News - Welcome to the monkey house

Democrats go ape in map-making melee



This summer, in movie theaters across Atlanta and in smoke-filled rooms downtown, a mismatched pair of power-mad primates is resurrecting the rhetorical spirit of the late Barry Goldwater.

Now playing at area multiplexes: wild-eyed Gen. Thade (Tim Roth) in Planet of the Apes. Fueled by a hatred of humans and desperate for absolute power, the out-of-control chimp commander puts his spin on Goldwater’s signature utterance. “Extremism in the defense of apes,” he snarls, “is no vice.”

Now playing at the Gold Dome: well-fed Gen. Gerrymander (Roy Barnes) in “State of the Democrats.” Fueled by a hatred of Republicans and desperate for absolute power, the fiercely partisan governor hasn’t started quoting GOP icons, but he is sending an unmistakably Goldwater-style message in this summer’s redistricting shakedown.

For Gen. Gerrymander, extremism in the defense of Democrats is no vice. Or so he thinks.

In an unprecedented display of executive meddling, Barnes is brazenly going where governors once feared to tread. He has set himself up as de facto prime minister, the ultimate authority over the formerly legislative process of redistricting.

After months of secret plotting and computer modeling, Barnes and his legislative lackeys created a grotesquely gerrymandered state Senate district map — and a design debacle equal to the new state flag. Jigsaw-puzzle pieces are more compact than Barnes’ Senate districts, which dip, dive and stretch across numerous counties to corral just the right voters.

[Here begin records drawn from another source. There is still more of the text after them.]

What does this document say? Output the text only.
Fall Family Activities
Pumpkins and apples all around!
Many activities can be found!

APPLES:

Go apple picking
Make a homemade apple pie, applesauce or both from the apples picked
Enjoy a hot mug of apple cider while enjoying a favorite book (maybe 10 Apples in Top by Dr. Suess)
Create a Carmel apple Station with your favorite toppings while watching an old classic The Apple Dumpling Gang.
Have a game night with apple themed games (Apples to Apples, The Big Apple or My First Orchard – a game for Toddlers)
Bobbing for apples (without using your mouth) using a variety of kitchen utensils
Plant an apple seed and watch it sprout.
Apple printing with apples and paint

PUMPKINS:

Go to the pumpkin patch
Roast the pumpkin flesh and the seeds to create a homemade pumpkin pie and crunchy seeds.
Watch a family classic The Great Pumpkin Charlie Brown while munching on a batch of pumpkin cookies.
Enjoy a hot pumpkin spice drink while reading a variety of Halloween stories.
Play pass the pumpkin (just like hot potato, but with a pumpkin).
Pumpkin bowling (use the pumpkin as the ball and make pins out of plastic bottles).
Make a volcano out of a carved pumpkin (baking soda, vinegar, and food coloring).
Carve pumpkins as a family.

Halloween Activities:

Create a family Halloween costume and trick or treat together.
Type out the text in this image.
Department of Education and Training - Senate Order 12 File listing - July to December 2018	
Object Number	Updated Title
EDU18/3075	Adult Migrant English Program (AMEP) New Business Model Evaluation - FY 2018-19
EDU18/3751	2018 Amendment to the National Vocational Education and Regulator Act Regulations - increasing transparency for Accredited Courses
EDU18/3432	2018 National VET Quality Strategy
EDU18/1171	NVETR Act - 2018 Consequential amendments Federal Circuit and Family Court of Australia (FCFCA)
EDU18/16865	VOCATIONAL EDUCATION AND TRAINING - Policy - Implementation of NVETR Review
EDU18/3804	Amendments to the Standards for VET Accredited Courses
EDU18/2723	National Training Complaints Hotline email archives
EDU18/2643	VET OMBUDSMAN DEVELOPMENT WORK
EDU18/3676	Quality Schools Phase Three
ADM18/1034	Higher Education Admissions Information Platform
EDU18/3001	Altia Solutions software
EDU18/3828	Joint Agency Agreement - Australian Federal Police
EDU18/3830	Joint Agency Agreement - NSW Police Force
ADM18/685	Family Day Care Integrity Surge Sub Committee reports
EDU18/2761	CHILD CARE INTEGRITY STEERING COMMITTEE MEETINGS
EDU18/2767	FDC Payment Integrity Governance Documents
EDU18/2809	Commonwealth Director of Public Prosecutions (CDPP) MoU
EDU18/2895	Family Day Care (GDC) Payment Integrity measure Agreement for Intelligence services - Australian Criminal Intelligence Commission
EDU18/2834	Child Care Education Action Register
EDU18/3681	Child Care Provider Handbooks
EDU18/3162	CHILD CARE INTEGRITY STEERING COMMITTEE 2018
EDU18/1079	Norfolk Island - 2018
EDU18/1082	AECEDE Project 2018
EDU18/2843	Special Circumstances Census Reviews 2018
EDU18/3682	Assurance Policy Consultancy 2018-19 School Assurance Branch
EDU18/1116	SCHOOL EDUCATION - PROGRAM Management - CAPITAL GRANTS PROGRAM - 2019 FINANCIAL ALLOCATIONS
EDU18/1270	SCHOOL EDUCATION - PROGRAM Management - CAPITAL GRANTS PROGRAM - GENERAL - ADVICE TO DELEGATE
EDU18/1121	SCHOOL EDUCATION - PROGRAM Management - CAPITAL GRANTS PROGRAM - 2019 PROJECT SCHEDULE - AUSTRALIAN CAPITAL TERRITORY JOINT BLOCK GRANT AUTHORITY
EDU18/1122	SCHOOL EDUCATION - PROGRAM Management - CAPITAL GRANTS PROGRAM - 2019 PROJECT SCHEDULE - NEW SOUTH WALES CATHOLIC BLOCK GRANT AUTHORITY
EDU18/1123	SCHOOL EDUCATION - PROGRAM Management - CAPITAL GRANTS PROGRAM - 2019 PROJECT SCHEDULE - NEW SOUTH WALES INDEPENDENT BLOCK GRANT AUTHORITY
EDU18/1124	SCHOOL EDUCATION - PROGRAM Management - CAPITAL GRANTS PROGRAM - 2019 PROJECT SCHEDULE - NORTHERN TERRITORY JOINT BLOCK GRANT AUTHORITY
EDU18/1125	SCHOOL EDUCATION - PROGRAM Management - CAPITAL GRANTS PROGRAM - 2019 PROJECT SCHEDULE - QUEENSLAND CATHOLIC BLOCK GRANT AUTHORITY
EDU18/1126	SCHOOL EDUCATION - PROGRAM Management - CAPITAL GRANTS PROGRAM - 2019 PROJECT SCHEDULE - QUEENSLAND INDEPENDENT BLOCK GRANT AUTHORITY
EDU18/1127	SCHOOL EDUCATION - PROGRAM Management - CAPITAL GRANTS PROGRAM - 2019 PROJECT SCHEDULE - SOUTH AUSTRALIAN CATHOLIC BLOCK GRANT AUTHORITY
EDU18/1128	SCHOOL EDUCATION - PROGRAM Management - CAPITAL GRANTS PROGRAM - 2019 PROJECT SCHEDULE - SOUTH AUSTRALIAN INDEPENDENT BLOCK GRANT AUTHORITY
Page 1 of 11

One ugly duckling district includes parts of 11 counties between Augusta and Macon. Another features two mountainous areas connected by a lengthy land bridge that is, at 740 feet, slightly wider than two football fields are long. Barnes’ map divides 88 counties and 175 local precincts.

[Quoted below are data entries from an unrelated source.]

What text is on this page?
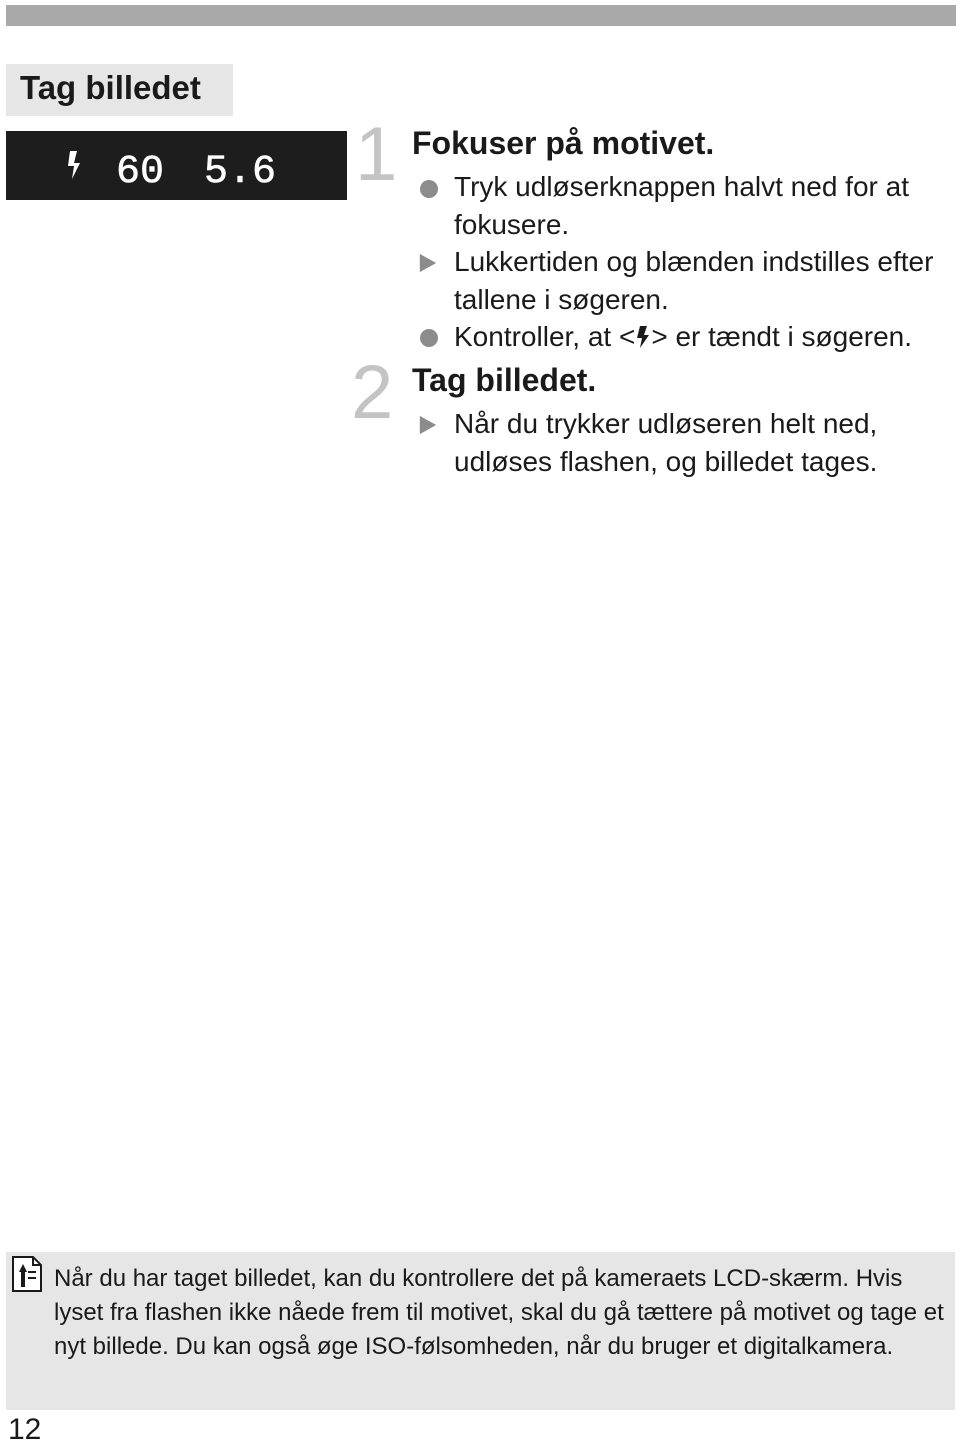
Tag billedet
60 5.6 1 Fokuser på motivet.
Tryk udløserknappen halvt ned for at fokusere.
Lukkertiden og blænden indstilles efter tallene i søgeren.
Kontroller, at < > er tændt i søgeren.
2 Tag billedet.
Når du trykker udløseren helt ned, udløses flashen, og billedet tages.
Når du har taget billedet, kan du kontrollere det på kameraets LCD-skærm. Hvis lyset fra flashen ikke nåede frem til motivet, skal du gå tættere på motivet og tage et nyt billede. Du kan også øge ISO-følsomheden, når du bruger et digitalkamera.
12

Yet, hideous as the map is, the aim it represents — disenfranchising GOP voters — is even more repugnant. Barnes wants to jam as many Republicans as possible in as few districts as possible while spreading out some now-sizable Democratic majorities to create more donkey-friendly districts.

And Democrats have already shown they can manipulate district lines to depress GOP strength. Last year, for example, Republican Senate candidates got 200,000 more total votes than their Democratic opponents but wound up being out-elected 24-32.

How does Barnes plan to produce more of the same? Well, let’s say Georgia has 1,000 voters — 500 Democrats and 500 Republicans. And let’s further say the state has 10 districts with 100 voters in each. Slice and dice the electorate carefully enough and you could create eight districts divided 55/45 in the Democrats’ favor and two districts divided 70/30 in the Republicans’ favor. That’s Barnes’ plan in a nutshell.

Gen. Gerrymander also is mounting an all-out assault on voters’ will in the House. He’s floating a plan to create 22 multi-member districts across the state, with voters in each selecting as many as five representatives.

Such mega districts are designed to protect Democrats like party-hopper Kathy Ashe of Atlanta, who bolted the GOP after last year’s election. Merging her marginally Republican district with two heavily Democratic ones would deny the GOP faithful who elected her any chance of exercising their will — and exacting their revenge — at the ballot box.

Proving that even the American Civil Liberties Union stumbles into the truth now and then, ACLU voting rights attorney Laughlin McDonald told the Atlanta Journal-Constitution that Barnes’ proposed mega-districts are like a “loaded gun” with “great potential for mischief.”

Republican legislators, meanwhile, have been totally shut out, left to wander in the desert like the dazed band of half-starved humans on the planet of the apes. The extreme conditions have taken a toll on the party’s frustrated leaders, but Senate Minority Leader Eric Johnson of Savannah was spot on when he ripped Barnes’ Senate map as “stunning in its arrogance and breathtaking in its brutality.”

Georgia GOP Chairman Ralph Reed may yet play inspiring astronaut to his dispirited troops with a promised legal fight — if he makes the difficult court challenge merely the first battle in a sustained drive to create widespread public disgust with Barnes’ mean-spirited and relentless partisanship.

Beyond Goldwater, Generals Thade and Gerrymander seem to share the same crack makeup artist. With the governor’s latest anti-democratic power grab, Republicans may finally get a chance to rip off Barnes’ decent-country-lawyer mask and show voters the dirty-pool political ape underneath.??